Which subtype of money in the narrower sense will be the result of a decoupling depends on the circumstances. But the point is that the coupling is a necessary feature of the money substitute. Without it, it either collapses or changes its nature, i.e. its price will be determined by a different mechanism.
What determines the price of Bitcoin?
Now, let's look back at Bitcoin. Korda argues that Bitcoin is a money substitute of all of the fiat currencies it trades against. Let's take then the dollar for example. What happens to the price of Bitcoin if the price of dollar decreases by 1%? We don't know. It may change or it may not. We certainly can't be sure that it will decrease by 1%. We can't even be sure it will change in the same direction, it could perfectly well cause people to prefer Bitcoin to USD and increase its price. The issue becomes even more apparent if we investigate what happens if the USD decreases by 1%, and the EUR increases by 1%. The price of Bitcoin is not coupled to any other money, or any other good for that matter. So it's not a money substitute.
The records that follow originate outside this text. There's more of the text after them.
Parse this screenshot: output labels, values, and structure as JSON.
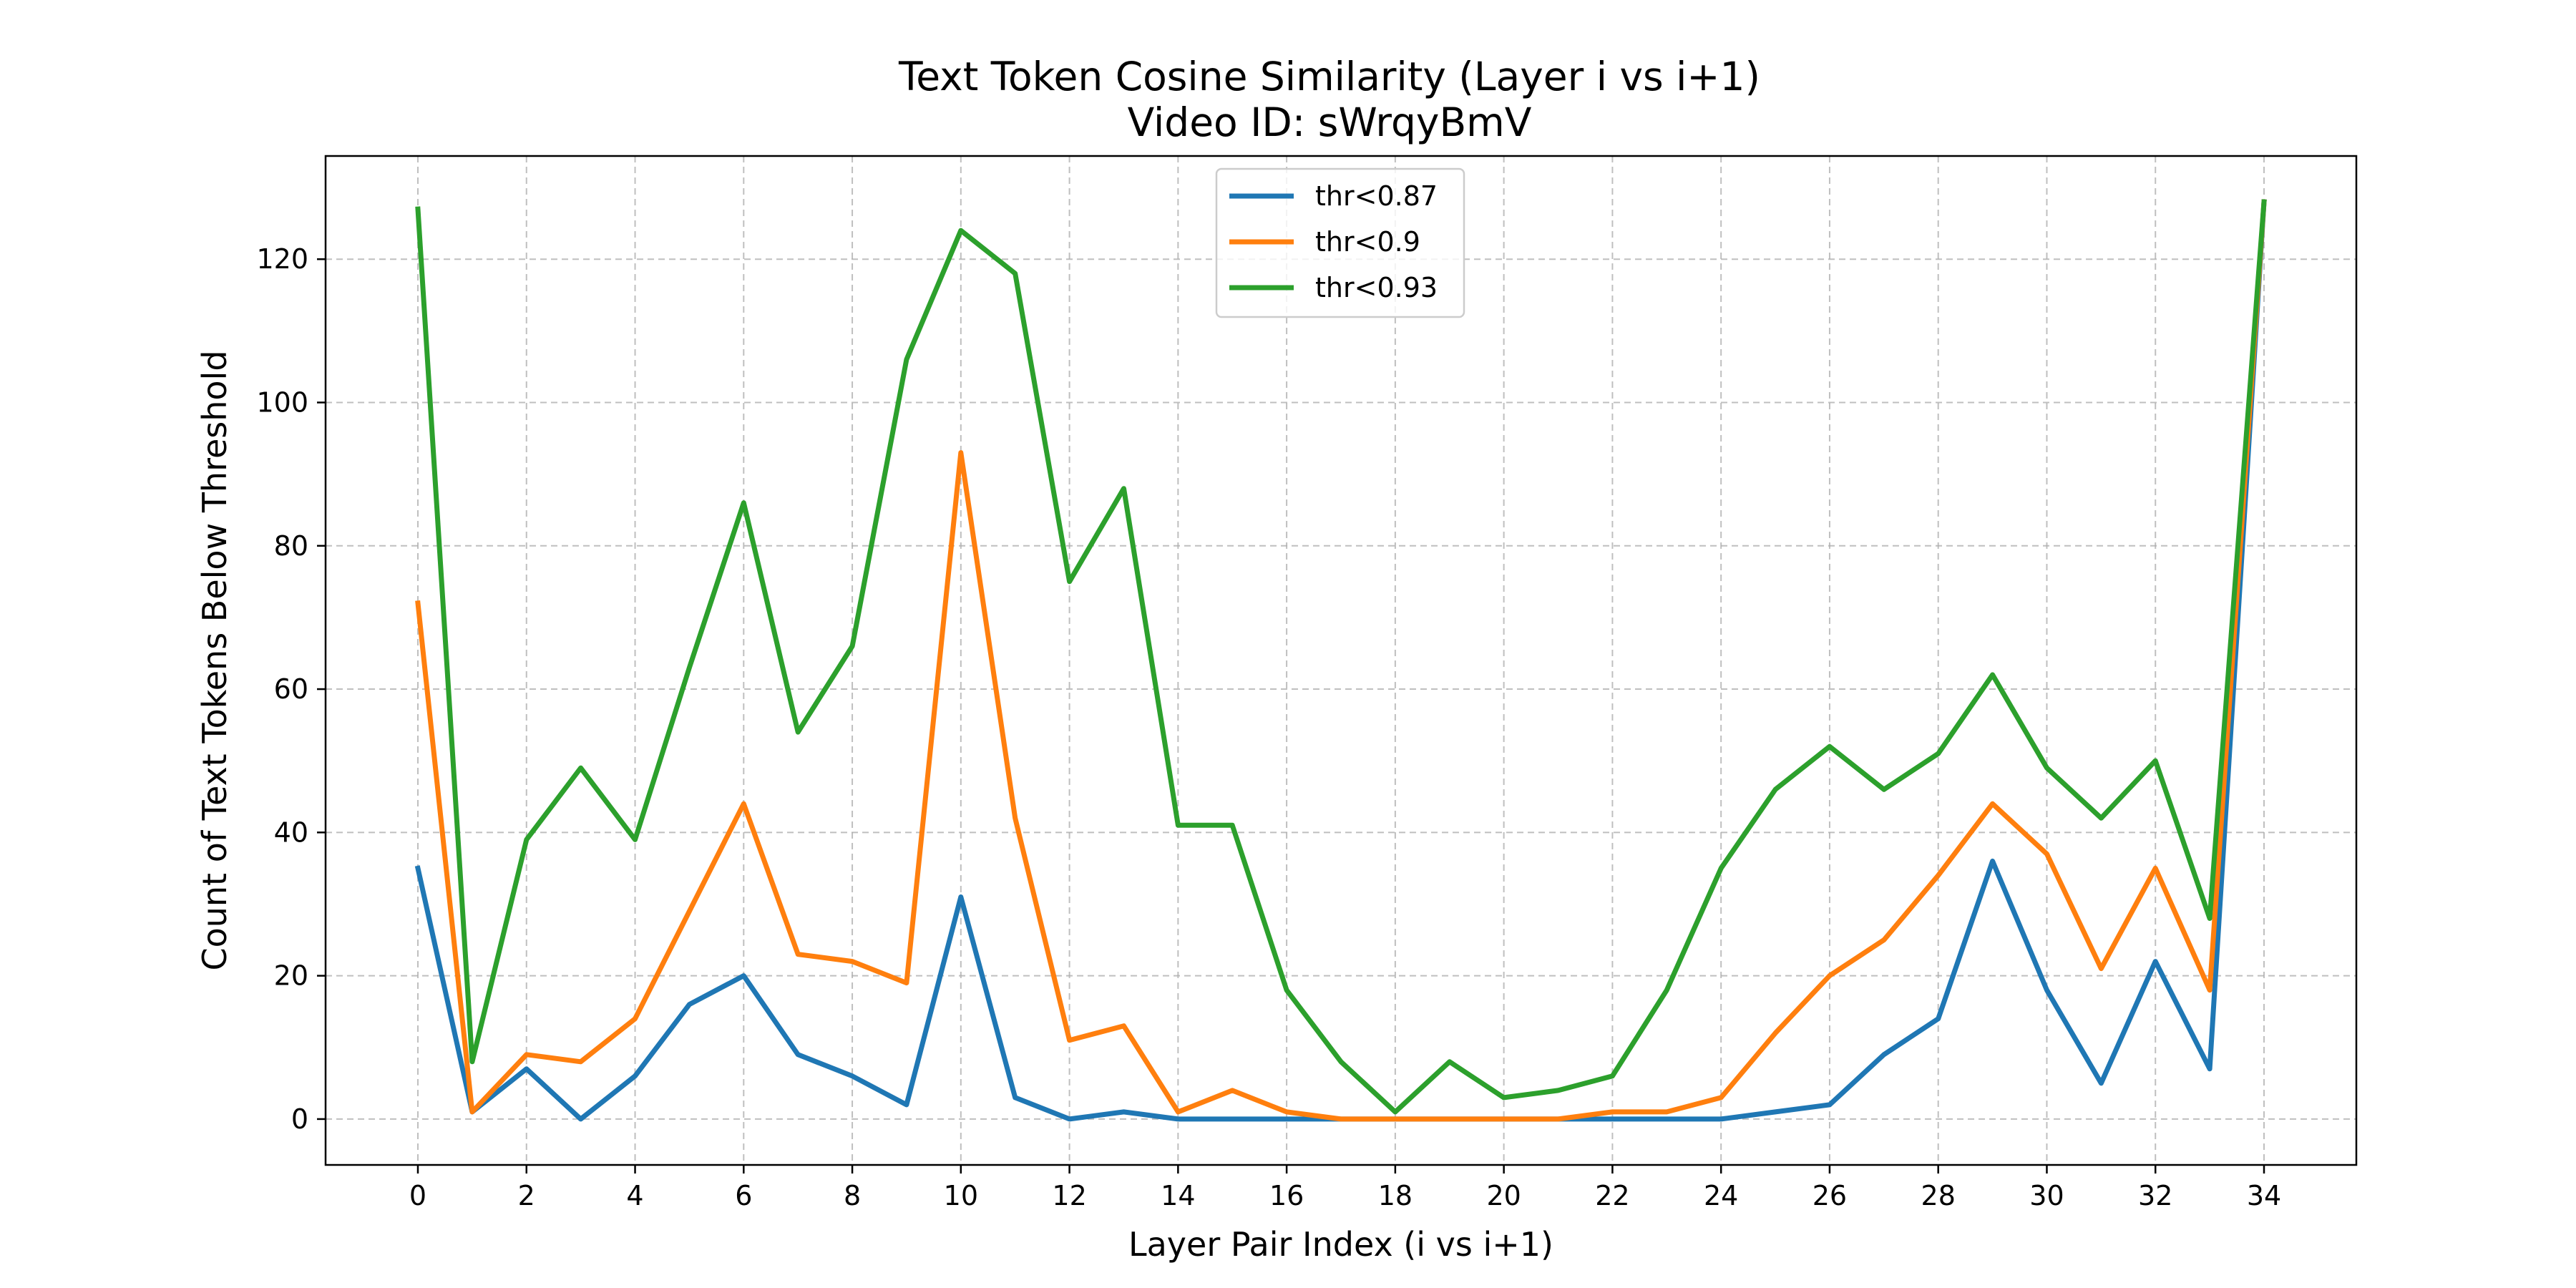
{
  "chart_data": {
    "type": "line",
    "title": "Text Token Cosine Similarity (Layer i vs i+1)",
    "subtitle": "Video ID: sWrqyBmV",
    "xlabel": "Layer Pair Index (i vs i+1)",
    "ylabel": "Count of Text Tokens Below Threshold",
    "x": [
      0,
      1,
      2,
      3,
      4,
      5,
      6,
      7,
      8,
      9,
      10,
      11,
      12,
      13,
      14,
      15,
      16,
      17,
      18,
      19,
      20,
      21,
      22,
      23,
      24,
      25,
      26,
      27,
      28,
      29,
      30,
      31,
      32,
      33,
      34
    ],
    "xticks": [
      0,
      2,
      4,
      6,
      8,
      10,
      12,
      14,
      16,
      18,
      20,
      22,
      24,
      26,
      28,
      30,
      32,
      34
    ],
    "yticks": [
      0,
      20,
      40,
      60,
      80,
      100,
      120
    ],
    "xlim": [
      -1.7,
      35.7
    ],
    "ylim": [
      -6.4,
      134.4
    ],
    "grid": true,
    "legend_position": "top-center",
    "series": [
      {
        "name": "thr<0.87",
        "color": "#1f77b4",
        "values": [
          35,
          1,
          7,
          0,
          6,
          16,
          20,
          9,
          6,
          2,
          31,
          3,
          0,
          1,
          0,
          0,
          0,
          0,
          0,
          0,
          0,
          0,
          0,
          0,
          0,
          1,
          2,
          9,
          14,
          36,
          18,
          5,
          22,
          7,
          128
        ]
      },
      {
        "name": "thr<0.9",
        "color": "#ff7f0e",
        "values": [
          72,
          1,
          9,
          8,
          14,
          29,
          44,
          23,
          22,
          19,
          93,
          42,
          11,
          13,
          1,
          4,
          1,
          0,
          0,
          0,
          0,
          0,
          1,
          1,
          3,
          12,
          20,
          25,
          34,
          44,
          37,
          21,
          35,
          18,
          128
        ]
      },
      {
        "name": "thr<0.93",
        "color": "#2ca02c",
        "values": [
          127,
          8,
          39,
          49,
          39,
          63,
          86,
          54,
          66,
          106,
          124,
          118,
          75,
          88,
          41,
          41,
          18,
          8,
          1,
          8,
          3,
          4,
          6,
          18,
          35,
          46,
          52,
          46,
          51,
          62,
          49,
          42,
          50,
          28,
          128
        ]
      }
    ]
  }
}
What's even more, it never was coupled to anything else in the first place. As I argue in my thesis, the first available records of market price of Bitcoin show that at the beginning, the market price was derived from the variable production costs of Bitcoin. It wasn't coupled to any other good, i.e. it wasn't only not a substitute of money, but not a substitute of anything. Once again, the term "substitute" in this context does not refer to the similarity, rather to the causal relationship, the "coupling".
I believe that, motivated by Korda's resolute defense, I managed to both explain and fix the gaps in Mises' arguments. I exposed the essence of Mises' arguments, and the essence of a money substitute. I also showed that Bitcoin does not have this essence, and never had.
If Korda (or anyone else for that matter) would like to counter my argument, I'll make it very easy to respond. The only thing he needs to do is to answer the question "How is the price of money substitutes determined?"